Su RaiPlay stanno riproponendo una serie di reportage giornalistici di Monica Maggioni , che avevo segnalato poco più di un anno fa.
“Avventura nel Grande Nord” , questo è il titolo della serie, dimostrava senza possibilità di fraintendimenti che la vera sfida in atto a livello mondiale era, ed è, il controllo del Mar Glaciale Artico e delle terre circostanti e se ne deduceva che la guerra in Ucraina poteva essere solo una “valvola di sfogo” per queste tensioni, solo un effetto collaterale.
La conferma di tutto ciò è sotto i nostri occhi: stasera ad Anchorage si incontrano Putin e Trump che dovranno mettere le carte in tavola e già si parla della possibilità di consentire alla Russia di sfruttare terre rare dell’Alaska.

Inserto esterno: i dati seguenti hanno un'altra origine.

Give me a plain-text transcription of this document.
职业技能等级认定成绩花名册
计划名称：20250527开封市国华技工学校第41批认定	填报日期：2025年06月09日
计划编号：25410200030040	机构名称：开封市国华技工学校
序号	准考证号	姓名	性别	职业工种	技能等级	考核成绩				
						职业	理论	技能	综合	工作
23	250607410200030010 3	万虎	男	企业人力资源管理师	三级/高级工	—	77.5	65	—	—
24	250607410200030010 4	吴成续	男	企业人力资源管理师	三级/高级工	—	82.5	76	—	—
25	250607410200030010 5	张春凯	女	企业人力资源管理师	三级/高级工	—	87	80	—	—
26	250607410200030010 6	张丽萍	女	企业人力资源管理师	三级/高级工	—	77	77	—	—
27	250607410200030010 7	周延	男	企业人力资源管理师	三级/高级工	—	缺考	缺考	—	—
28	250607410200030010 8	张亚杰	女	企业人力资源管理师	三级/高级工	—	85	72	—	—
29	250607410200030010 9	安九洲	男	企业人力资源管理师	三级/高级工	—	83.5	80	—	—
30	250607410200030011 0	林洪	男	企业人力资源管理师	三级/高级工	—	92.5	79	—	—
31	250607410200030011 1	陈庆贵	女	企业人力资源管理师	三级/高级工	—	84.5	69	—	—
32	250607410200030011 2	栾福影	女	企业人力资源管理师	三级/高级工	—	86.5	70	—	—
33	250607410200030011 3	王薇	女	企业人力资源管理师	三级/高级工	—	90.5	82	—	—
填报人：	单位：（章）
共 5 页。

La fine della guerra in Ucraina dipenderà da intese che superano di gran lunga il possesso di qualche chilometro in più o in meno nel Donbass ed è per questo che l’Ucraina non sarà presente col suo Presidente.
Si parla, in stime approssimative, di 400.000 soldati ucraini e più di un milione di soldati russi morti in questi tre anni e mezzo, senza contare le vittime civili, le città distrutte, le infrastrutture demolite e fa molto male pensare che tutto questo non sarà l’argomento principale dei colloqui di questa sera.
Gli Ucraini potranno far sentire la loro voce? Si spera che l’UE possa una buona volta farsi valere e fare in modo che il destino dell’Ucraina non venga deciso a tavolino (come abbiamo visto tante volte nella storia per altri paesi) in sottordine a interessi che nulla hanno a che vedere con i diritti fondamentali di ogni popolo libero.